Mar 12, 2013, 6:45 PM EDT
There was a freakish nature to the two first half of the goals that sent Schalke crashing out of Champions League, but in a season of confounding highs and dumbfounding lows, today’s elimination at the hands of Galatasaray seems apropos. Conceding twice in six minutes just before halftime, Schalke found the perfect complement to Saturday’s win over Borussia Dortmund, a complement that only the bruised hearts of the club’s followers will be able to appreciate.
Early this season, Schalke looked like one of the best teams in Germany, though a mid-season slide sent them crashing to mid-table. With Saturday’s 2-1 win over rival BVB vaulting them fourth in league, Schalke seemed to have turned a page, but after losing 3-2 at home to Galatasaray, the Miners have instead descended into another valley, one that sees them out of Champions League.
Having drawn 1-1 at Gala three weeks ago, Schalke were favored to make their second quarterfinal in three years, and after Roman Neustäder stabbed home the opener in the 17th minute, that script seemed set to hold. Though Galatasaray had been the more progressive side before the goal, Schalke had players capable of protecting their lead and seeing out the match. They did it three weeks ago when they bled out a drawn in Istanbul. Surely they could do the same in Gelsenkirchen.
But former Miner Hamit Altintop derailed the plot in the 37th minute. His speculative 26-yard blast after a Gala restart froze Timo Hildenbrand before swerving into the right side of goal. With one low percentage strike, Galatasaray had not only equalized, 2-2, but also found a valuable away goal.
That away goal rule proved large in the 42nd minute when Hildebrand failed to beat Burak Yilmaz to a ball at the top of the Schalke box. The Gala striker was able to chip home into an open net for his eighth goal of the competition, giving Gala a 3-2 lead.
The score could have proved devastating, but when Michel Bastos converted chaos into a goal in the 63rd minute, Schalke had plenty of time to find a winner. With Gala holding the away goals tiebreaker, they’d need it. Their second half onslaught led them to 60 percent of the game’s possession and a 26-15 edge in shots.
But it also left them empty-handed. When Gala substitute Umut Bulut scored in injury time, the tiebreakers no longer mattered. Gala had won outright, their 4-3 aggregate victory sending them to their first quarterfinal in 12 years.

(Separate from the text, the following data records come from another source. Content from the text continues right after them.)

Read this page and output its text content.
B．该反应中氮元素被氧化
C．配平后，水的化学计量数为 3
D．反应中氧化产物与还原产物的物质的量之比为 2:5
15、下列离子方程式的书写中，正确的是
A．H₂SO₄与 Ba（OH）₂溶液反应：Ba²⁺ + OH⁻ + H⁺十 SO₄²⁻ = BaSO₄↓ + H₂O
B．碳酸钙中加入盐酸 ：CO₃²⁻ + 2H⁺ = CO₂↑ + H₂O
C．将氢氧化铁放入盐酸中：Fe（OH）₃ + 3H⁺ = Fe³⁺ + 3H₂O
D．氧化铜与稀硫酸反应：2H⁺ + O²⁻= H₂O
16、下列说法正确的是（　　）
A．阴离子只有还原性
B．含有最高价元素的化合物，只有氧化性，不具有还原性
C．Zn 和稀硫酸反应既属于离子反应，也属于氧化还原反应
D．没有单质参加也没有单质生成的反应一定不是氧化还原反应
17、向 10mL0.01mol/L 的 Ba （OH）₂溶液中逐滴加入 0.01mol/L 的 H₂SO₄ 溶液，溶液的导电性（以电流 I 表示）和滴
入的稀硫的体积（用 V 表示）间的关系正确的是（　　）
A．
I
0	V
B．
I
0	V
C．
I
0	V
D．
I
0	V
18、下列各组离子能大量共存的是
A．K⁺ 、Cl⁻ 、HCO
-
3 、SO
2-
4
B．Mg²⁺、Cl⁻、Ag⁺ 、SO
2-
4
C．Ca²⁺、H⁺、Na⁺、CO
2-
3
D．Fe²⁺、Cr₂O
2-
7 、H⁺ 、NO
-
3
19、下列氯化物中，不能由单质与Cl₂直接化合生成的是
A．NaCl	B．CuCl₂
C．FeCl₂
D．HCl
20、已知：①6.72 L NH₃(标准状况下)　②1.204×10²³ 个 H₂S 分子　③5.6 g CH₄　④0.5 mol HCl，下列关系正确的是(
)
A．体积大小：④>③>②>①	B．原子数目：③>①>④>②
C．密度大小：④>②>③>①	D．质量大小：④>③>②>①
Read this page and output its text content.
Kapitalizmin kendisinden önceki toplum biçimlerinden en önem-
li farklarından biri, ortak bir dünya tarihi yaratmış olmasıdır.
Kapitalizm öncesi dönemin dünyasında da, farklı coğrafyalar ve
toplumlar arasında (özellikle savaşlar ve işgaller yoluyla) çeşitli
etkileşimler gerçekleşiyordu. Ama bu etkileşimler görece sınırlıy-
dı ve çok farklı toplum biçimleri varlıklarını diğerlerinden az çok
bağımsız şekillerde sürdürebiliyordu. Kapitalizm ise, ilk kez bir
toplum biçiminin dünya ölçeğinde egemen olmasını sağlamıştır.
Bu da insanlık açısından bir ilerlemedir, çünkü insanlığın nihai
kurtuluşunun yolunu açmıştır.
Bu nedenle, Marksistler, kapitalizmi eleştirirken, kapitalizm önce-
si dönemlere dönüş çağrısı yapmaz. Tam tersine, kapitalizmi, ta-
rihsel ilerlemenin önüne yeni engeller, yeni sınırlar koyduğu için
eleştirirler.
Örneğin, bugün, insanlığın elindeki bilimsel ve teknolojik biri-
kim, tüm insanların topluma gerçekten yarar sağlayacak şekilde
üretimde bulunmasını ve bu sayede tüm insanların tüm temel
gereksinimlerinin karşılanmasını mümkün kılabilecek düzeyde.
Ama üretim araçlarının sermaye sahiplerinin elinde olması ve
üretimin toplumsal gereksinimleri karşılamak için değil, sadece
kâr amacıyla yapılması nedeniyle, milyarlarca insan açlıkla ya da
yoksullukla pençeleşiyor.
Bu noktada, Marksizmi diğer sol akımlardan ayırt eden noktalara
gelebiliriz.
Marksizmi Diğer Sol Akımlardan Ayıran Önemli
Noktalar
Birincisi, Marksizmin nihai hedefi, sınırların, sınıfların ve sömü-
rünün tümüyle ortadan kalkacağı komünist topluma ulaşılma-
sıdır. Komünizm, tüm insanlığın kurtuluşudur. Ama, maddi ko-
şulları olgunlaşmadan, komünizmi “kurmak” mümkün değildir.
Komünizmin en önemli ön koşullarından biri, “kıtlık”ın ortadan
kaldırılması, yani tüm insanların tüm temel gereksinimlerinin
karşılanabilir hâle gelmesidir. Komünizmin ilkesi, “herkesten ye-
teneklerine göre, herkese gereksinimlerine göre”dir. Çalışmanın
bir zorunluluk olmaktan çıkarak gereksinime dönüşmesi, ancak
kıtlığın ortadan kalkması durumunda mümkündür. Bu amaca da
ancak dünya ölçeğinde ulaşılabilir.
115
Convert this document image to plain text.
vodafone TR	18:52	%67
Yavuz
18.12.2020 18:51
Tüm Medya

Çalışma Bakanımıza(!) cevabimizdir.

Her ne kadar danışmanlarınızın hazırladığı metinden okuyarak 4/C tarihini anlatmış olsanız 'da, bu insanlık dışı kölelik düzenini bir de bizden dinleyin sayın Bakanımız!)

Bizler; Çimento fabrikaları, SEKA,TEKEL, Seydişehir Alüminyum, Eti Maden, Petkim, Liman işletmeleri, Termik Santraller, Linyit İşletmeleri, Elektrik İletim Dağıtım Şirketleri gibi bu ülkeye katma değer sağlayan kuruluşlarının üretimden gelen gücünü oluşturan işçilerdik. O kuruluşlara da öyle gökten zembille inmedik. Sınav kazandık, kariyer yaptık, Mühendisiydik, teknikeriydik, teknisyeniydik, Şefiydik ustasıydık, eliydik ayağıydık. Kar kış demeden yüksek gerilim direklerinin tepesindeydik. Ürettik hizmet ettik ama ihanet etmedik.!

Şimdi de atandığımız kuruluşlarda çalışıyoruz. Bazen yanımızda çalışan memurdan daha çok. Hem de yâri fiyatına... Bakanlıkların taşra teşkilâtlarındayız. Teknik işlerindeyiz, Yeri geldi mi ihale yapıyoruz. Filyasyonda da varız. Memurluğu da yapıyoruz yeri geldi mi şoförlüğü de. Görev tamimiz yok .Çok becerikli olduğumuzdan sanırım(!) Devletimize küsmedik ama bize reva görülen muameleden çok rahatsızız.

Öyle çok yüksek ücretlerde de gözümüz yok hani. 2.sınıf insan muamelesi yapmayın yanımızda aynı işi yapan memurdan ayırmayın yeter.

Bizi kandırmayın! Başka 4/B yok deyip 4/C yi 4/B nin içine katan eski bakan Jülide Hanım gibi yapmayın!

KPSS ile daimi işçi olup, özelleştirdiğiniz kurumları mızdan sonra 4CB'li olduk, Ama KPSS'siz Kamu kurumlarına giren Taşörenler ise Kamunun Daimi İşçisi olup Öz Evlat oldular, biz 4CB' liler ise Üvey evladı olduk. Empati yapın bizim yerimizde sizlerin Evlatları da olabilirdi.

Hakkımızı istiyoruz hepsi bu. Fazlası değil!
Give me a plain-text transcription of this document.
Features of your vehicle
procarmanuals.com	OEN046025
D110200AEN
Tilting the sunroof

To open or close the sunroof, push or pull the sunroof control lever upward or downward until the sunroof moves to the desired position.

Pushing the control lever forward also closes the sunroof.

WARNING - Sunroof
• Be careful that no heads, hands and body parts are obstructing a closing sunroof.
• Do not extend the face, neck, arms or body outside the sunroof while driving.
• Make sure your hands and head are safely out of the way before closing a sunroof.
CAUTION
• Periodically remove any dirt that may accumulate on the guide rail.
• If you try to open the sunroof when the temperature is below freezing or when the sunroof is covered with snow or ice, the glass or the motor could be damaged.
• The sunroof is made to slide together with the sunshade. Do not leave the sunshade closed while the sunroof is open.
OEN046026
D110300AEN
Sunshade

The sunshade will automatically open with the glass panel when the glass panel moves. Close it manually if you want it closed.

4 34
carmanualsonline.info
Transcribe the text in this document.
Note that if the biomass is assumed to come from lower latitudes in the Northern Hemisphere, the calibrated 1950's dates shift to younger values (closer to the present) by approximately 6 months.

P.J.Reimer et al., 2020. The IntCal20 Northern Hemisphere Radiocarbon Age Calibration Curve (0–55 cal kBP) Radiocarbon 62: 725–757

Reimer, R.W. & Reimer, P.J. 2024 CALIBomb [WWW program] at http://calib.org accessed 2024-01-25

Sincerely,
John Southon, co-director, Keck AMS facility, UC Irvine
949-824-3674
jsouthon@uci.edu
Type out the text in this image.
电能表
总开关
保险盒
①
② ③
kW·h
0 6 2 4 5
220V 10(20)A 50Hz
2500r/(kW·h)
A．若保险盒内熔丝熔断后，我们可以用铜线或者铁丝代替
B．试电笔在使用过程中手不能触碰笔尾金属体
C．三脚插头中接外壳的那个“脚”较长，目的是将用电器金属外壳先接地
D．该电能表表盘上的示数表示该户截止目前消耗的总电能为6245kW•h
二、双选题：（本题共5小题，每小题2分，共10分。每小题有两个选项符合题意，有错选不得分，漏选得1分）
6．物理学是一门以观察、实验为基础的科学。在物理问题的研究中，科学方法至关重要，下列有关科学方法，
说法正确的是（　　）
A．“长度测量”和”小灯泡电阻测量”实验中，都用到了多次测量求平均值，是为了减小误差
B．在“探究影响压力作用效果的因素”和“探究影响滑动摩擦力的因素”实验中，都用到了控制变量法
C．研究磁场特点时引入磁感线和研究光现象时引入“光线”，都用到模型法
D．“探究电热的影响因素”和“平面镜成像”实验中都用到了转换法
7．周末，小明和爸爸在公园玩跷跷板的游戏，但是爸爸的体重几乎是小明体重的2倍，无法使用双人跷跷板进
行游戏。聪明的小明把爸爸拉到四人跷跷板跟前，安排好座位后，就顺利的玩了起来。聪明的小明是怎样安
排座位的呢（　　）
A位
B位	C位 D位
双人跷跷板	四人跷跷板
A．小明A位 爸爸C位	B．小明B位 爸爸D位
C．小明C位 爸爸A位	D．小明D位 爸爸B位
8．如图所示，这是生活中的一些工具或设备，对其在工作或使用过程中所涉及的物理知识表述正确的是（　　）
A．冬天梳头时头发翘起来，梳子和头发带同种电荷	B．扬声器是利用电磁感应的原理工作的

Ironically, they did so without game-breaking performances from their biggest stars. While Yilmaz has proven to be Gala’s best player throughout the tournament, it was the January acquisitions of Wesley Sneijder and Didier Drogba that were expected to make the Turkish champions a threat in the knockout round. Yet neither player had a significant impact on the tie. Instead, it was Yilmaz, who leads the competition in goals, whose performance defined the tie.
That may be something Schalke learns to regret. In the second half today, we saw what the team was capable of doing, but they only elected to find that gear once pushed to the edge of elimination. Just as in this weekend’s Revierderby, they played one good half of soccer, but unlike BVB, Galatasaray made them pay. Had Schalke played better, Gala may have needed more from Drogba and Sneijder.
Perhaps there’s no better way for Schalke to end this year’s competition: eliminated by a team who didn’t have to play their best to advance. Whether you confine your scope to today’s game, that last week, or expand it to the entire season, Schalke is a team of contradictions. And those contradictions allowed Galatasaray to go into Gelsenkirchen and eliminate them from Champions League.